Unreasonable seizure | | This analysis suggests a constitutional right against unreasonable seizure of electronic data. This constitutional right would justify an exclusion-based protection of digital evidence in plain view, as argued above, as well as the steps taken by the Ninth Circuit to add a filtering step between the search and the seizure in US v. Comprehensive Drug Testing, 579 F.3d 989 (where prosecutors must waive the ‘plain view’ doctrine in cases of digital evidence, and outsource the actual search to other parties that will extract relevant evidence, destroy contraband not covered by the warrant, and return the remainder to the owner) (9th Cir., 2009). | |
> > | It would be helpful to
begin by thinking a little about warrant execution in general. Once
a warrant has been obtained, and the particularity requirements _for
the warrant_ have been met, the practical scope of discretion in
execution is very broad. The investigator empowered by the warrant
may choose to serve it and execute it with great specificity, or she
may decide, colloquially, to take the joint apart. Judicial control
over execution might result from motions to exclude evidence
uncovered by too-diligent searching, but exclusion is unlikely, to
say the least, under such circumstances, and it is a peripheral
control at best over the vast bulk of searching activity. Damages
actions in the Bivens mode will not be successful either.

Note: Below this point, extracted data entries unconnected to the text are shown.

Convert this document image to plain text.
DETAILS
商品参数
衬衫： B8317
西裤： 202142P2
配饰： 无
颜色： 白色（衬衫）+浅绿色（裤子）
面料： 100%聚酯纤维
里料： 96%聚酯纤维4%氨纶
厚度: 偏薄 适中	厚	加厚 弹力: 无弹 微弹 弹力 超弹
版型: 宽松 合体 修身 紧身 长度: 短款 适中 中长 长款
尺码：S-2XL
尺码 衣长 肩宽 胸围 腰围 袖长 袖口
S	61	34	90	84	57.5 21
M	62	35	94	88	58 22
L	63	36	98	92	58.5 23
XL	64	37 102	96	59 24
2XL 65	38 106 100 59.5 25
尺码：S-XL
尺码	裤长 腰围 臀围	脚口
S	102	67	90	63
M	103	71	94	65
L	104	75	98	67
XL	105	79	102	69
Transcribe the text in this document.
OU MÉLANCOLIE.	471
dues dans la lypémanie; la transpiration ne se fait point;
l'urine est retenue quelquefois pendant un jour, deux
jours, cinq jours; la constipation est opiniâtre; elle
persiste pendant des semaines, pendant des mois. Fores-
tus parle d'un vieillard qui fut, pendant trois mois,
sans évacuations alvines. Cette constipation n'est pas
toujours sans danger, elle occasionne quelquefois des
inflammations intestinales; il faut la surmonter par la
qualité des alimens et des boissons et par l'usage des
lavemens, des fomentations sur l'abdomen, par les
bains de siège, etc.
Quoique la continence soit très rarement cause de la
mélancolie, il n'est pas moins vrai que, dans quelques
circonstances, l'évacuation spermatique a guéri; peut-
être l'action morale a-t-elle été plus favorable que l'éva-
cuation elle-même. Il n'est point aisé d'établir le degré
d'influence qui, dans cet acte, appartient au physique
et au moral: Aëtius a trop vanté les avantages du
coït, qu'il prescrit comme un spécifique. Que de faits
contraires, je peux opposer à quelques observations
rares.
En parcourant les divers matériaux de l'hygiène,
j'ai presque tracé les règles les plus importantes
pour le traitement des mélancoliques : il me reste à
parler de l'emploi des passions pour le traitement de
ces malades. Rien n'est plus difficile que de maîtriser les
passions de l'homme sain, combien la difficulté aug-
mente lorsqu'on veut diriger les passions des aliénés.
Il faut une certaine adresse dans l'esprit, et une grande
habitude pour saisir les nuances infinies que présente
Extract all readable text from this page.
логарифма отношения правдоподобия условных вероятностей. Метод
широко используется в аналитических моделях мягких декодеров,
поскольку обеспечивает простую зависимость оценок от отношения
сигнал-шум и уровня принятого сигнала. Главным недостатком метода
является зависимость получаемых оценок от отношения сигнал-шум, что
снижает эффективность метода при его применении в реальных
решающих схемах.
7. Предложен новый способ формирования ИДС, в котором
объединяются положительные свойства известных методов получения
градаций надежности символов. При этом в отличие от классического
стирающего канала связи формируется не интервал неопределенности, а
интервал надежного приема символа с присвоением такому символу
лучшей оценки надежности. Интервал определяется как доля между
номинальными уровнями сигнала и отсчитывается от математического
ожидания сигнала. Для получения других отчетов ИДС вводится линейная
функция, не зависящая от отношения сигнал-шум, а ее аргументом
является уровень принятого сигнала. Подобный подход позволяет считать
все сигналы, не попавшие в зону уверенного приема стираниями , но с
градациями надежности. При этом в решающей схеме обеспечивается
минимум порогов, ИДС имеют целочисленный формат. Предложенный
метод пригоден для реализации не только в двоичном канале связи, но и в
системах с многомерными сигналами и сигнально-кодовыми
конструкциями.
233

So this is an area in which the real limits are set by custom, and
they are highly variable. Under present circumstances, imaging
storage devices rapidly is easy, and physical seizure of hard drives,
let alone whole computers, is arguably unnecessary. On the other
hand, storage devices smaller than a thumbnail can contain more text
than a small 20th century public library, so searching an office or
apartment for a data file known to be there could certainly
legitimately be said to involve stripping the place to the walls and
carrying away everything heavier than a dust ball. The real
practicalities of investigation evidently demand outcomes between
these extremes. This implies both wide discretion for agencies
applying limited resources to multiple investigations, and a
concomitant breadth of possible abuse.
So the first question will be whether constitutional doctrine is a
sensitive, or even useful, instrument in the management of these
issues. Unless the courts are in the end to manage how police
agencies actually perform IT searches, which is not going to be a
problem for the US Court of Appeals for the Ninth Circuit, but for
many less high-status judges with far less comfortable worklives, the
real rules about whether all your client's computers are seized and
remain seized for years, let alone about who does what to inspect
which files, are going to be made by people who don't wear robes and
never sat in legislatures.
"Plain view," if it has any application at all to this context, which
you raise some substantial reasons to doubt, is again only about the
need for a warrant, and plays no role in setting limits on the
execution of a warrant once granted.
But remember that with a few minutes' work (at least if you use
reasonable computer operating systems) you can render all of this
pretty much irrelevant. The world is full of strong encryption for
ordinary people to use, for reasons I know a little bit about, and
it's trivial to store all your data all the time in encrypted form
that makes seizing your computer hard drives or the thumb drive you
keep in your left sock completely useless. Isn't that nice to
reflect upon? It might even be a thing you'd want to do. Because if
there are all these reasons to feel concerned about the increase of
the power of the State to search, and the inadequacy of the Law to
control, surely it's minimally relevant that individuals can readily
possess the power necessary to do more than equalize.